TSMC: 20nm Risk Production to Start 2H 2013
By David Lammers
TSMC chairman and CEO Morris Chang said 20nm risk production will begin in the second half of 2013.
During a conference call following release of the fourth quarter financial results, Chang said TSMC is preparing for the 20nm node by building fabs in Taichung and Hsinchu, and by ramping up its R&D effort.
“We aren’t spending very much on tools for 20nm – most of the money is going in to building the plants,” Chang said. Asked about the capital intensity, Chang said that to add 1,000 wafers per month of 20nm capacity will cost 1.45 times as much as required for the equivalent addition of 28nm capacity.
TSMC expects to spend about $6 billion on capital expenditures this year, down from 2011 spending of $7.3 billion. Chang added that capex spending often goes up or down depending on worldwide economic conditions, and this year may be no different. Capital spending will be evenly balanced between the first and second halves of this year.
Only about 2 percent of the foundry’s overall production was at 28nm during the fourth quarter, but Chang said he expects 28nm to come into its own this year. While margins on 28nm production are below the corporate average now, gross margins on 28nm wafers will equal or exceed the corporate average by the end of the year as volumes ramp and yields improve. The normal learning curve, in which a technology starts at high costs which decline as yields improve sharply, applies to 28nm as it does in every generation, he added.
Asked if mobile IC vendors have stayed away from high-k/metal gate technology at the 28nm generation, Chang said “frankly, I think adoption of 28nm has been limited by our capacity and our ability to ramp. That will accelerate in 2012 also.”

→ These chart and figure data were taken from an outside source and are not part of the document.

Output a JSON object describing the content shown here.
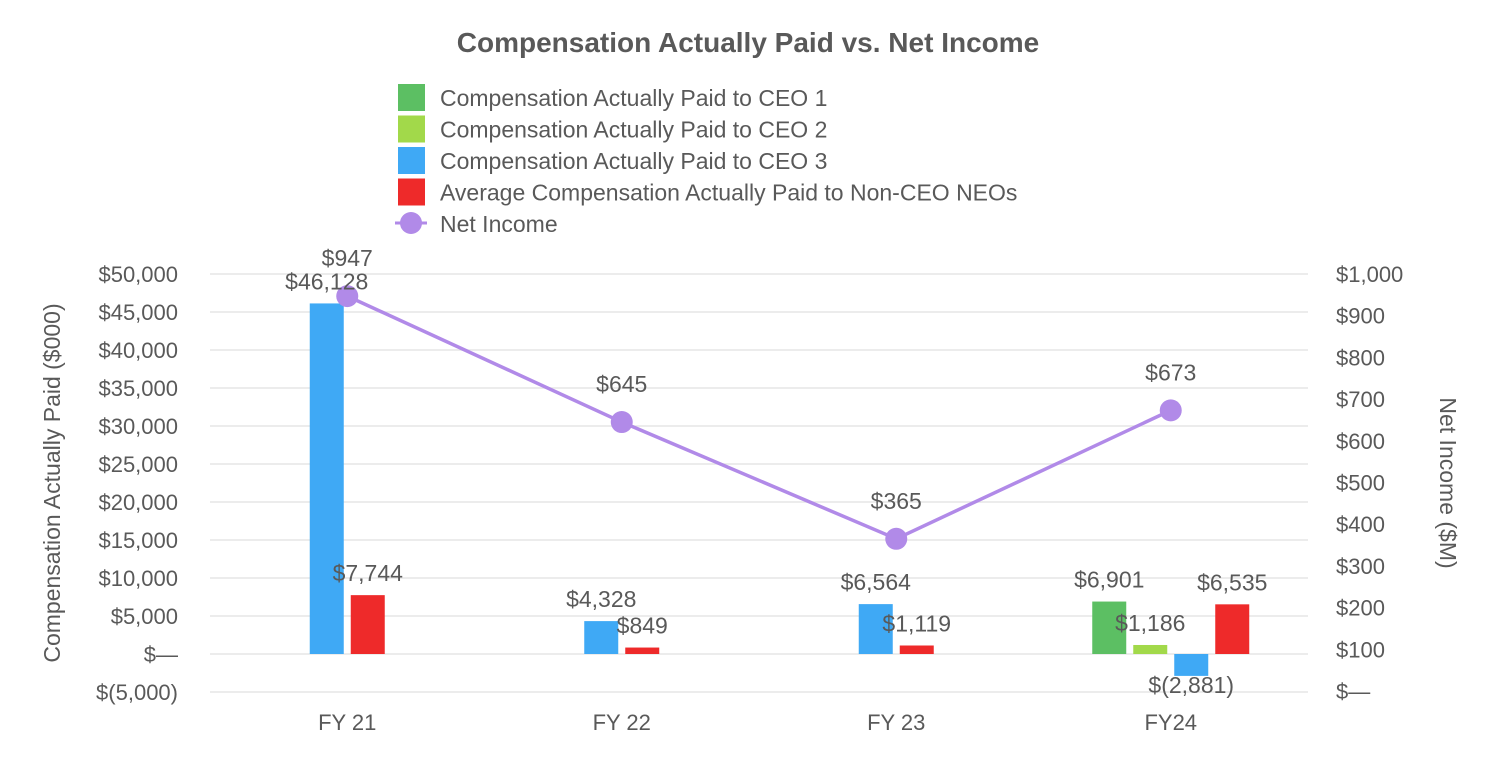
{
  "chart_data": {
    "type": "bar",
    "title": "Compensation Actually Paid vs. Net Income",
    "categories": [
      "FY 21",
      "FY 22",
      "FY 23",
      "FY24"
    ],
    "ylabel": "Compensation Actually Paid ($000)",
    "y2label": "Net Income ($M)",
    "ylim": [
      -5000,
      50000
    ],
    "y2lim": [
      0,
      1000
    ],
    "yticks": [
      -5000,
      0,
      5000,
      10000,
      15000,
      20000,
      25000,
      30000,
      35000,
      40000,
      45000,
      50000
    ],
    "ytick_labels": [
      "$(5,000)",
      "$—",
      "$5,000",
      "$10,000",
      "$15,000",
      "$20,000",
      "$25,000",
      "$30,000",
      "$35,000",
      "$40,000",
      "$45,000",
      "$50,000"
    ],
    "y2ticks": [
      0,
      100,
      200,
      300,
      400,
      500,
      600,
      700,
      800,
      900,
      1000
    ],
    "y2tick_labels": [
      "$—",
      "$100",
      "$200",
      "$300",
      "$400",
      "$500",
      "$600",
      "$700",
      "$800",
      "$900",
      "$1,000"
    ],
    "grid": true,
    "legend_position": "top",
    "series": [
      {
        "name": "Compensation Actually Paid to CEO 1",
        "color": "#5cbf63",
        "values": [
          null,
          null,
          null,
          6901
        ],
        "labels": [
          "",
          "",
          "",
          "$6,901"
        ]
      },
      {
        "name": "Compensation Actually Paid to CEO 2",
        "color": "#a2d94a",
        "values": [
          null,
          null,
          null,
          1186
        ],
        "labels": [
          "",
          "",
          "",
          "$1,186"
        ]
      },
      {
        "name": "Compensation Actually Paid to CEO 3",
        "color": "#3fa9f5",
        "values": [
          46128,
          4328,
          6564,
          -2881
        ],
        "labels": [
          "$46,128",
          "$4,328",
          "$6,564",
          "$(2,881)"
        ]
      },
      {
        "name": "Average Compensation Actually Paid to Non-CEO NEOs",
        "color": "#ee2a2a",
        "values": [
          7744,
          849,
          1119,
          6535
        ],
        "labels": [
          "$7,744",
          "$849",
          "$1,119",
          "$6,535"
        ]
      }
    ],
    "line_series": {
      "name": "Net Income",
      "color": "#b18ae8",
      "axis": "right",
      "values": [
        947,
        645,
        365,
        673
      ],
      "labels": [
        "$947",
        "$645",
        "$365",
        "$673"
      ]
    }
  }
}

TSMC is adding to its 28nm capacity by shifting some 65nm capacity to 28nm. The workhorse 40nm production is increasing as well, a node where TSMC enjoys healthy profit margins. He declined to comment on 20nm pricing expectations, adding that TSMC and its customers work together in partnership to deliver value at each technology generation. “Our customers are our partners, and we are not going to do anything to change that,” he said.
Asked if Samsung’s accelerated spending on logic capacity, forecast at $7 billion this year, will present a competitive threat to TSMC, Chang differentiated between Samsung’s System LSI production and foundry. He said much of Samsung’s spending is to increase production of the SoCs used in Samsung’s own mobile systems and consumer products. He acknowledged that Samsung is “a formidable competitor, and I do expect they will certainly grow their System LSI business.”
Chang and senior vice president of business development C.C. Wei reiterated TSMC’s plans for interposer-based products. TSMC plans to always handle putting chips on the interposer, partly due to the mechanical and thermal stresses which lead to reliability concerns, Wei said.
“We will put the chips on the interposer outselves, always,” Wei said. “We will not use OSATs to put chips on the interposer. To put the interposer on the substrate, initially we plan to do ourselves also, but eventually we could hand that over to the OSATs.”
Wei said interposers provide the industry with a means of improving performance while staying on Moore’s Law.
Chang was asked about TSMC’s need to work with memory vendors, to provide the bare die placed on the interposer. Chang said memory vendors are eager to work with TSMC, partly as a means of maintaining a competitive position vis a vis Samsung. “We are their defense against this competitor too,” he said.